Dass es bei der Frage, ob es sich bei einer Neben- oder Betriebskostennachforderung um einen im Fälligkeitsmonat tatsächlichen aktuellen Bedarf handelt, nicht zwingend allein auf den in einer Abrechnung benannten Nachforderungsbetrag ankommt, sondern ggf. auf weitere Umstände, zeigt sich beispielsweise in Fällen, in denen zwischen einem aktuellen Bedarf und Schulden abzugrenzen ist. Das BSG nimmt die in diesen Fällen erforderliche Abgrenzung unabhängig von einer zivilrechtlichen Einordnung der Ansprüche danach vor, ob es sich um einen tatsächlich eingetretenen und bisher noch nicht vom Leistungsträger gedeckten Bedarf handelt (vgl. BSG, Urteil vom 17. Juni 2010 – B 14 AS 58/09 RBSGE 106, 190 = SozR 4-4200 § 22 Nr 41, juris Rn. 17).

Werden damit bei im Fälligkeitsmonat vorgelegten Nachforderungen von Betriebs- und Heizkosten bedarfsbezogene Korrekturen grundsätzlich für zulässig erachtet, muss dies auch für den Fall gelten, dass eine Heizkostennachforderung mit einem Stromkostenguthaben beim gleichen Energieanbieter verrechnet wird.
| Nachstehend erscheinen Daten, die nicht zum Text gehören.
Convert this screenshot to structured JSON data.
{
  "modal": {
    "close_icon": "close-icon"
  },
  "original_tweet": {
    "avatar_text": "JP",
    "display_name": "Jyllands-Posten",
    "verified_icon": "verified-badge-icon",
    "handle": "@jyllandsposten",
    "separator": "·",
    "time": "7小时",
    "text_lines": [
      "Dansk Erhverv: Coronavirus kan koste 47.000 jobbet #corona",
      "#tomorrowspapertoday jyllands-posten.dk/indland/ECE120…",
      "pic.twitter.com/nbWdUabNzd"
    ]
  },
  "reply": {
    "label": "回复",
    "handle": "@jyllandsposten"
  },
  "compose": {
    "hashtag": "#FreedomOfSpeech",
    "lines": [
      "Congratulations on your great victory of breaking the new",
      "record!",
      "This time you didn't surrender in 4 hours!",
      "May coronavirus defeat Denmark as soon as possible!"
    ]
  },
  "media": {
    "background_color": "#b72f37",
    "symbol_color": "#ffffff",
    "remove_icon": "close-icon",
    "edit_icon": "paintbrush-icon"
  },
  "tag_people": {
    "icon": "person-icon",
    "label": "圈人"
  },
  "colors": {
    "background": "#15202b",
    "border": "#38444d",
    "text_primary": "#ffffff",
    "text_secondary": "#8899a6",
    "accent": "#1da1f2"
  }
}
Gründe für die Annahme eines atypischen Falles, der den Beklagten ausnahmsweise dazu berechtigen würde, die wesentliche Änderung zugunsten der Klägerin mit Wirkung für die Vergangenheit nicht zu berücksichtigen (Soll-Ermessen nach § 48 Abs. 1 Satz 2 SGB X), sind nicht ersichtlich. Entsprechende Ermessenserwägungen (vgl. § 35 Abs. 1 Satz 3 SGB X) hat der Beklagte im Übrigen auch nicht angestellt.

Die Kostenentscheidung folgt aus den §§ 183, 193 SGG.

Die Revision wird zugelassen, weil der Senat der Rechtssache grundsätzliche Bedeutung beimisst (§ 160 Abs. 2 Nr. 1 SGG).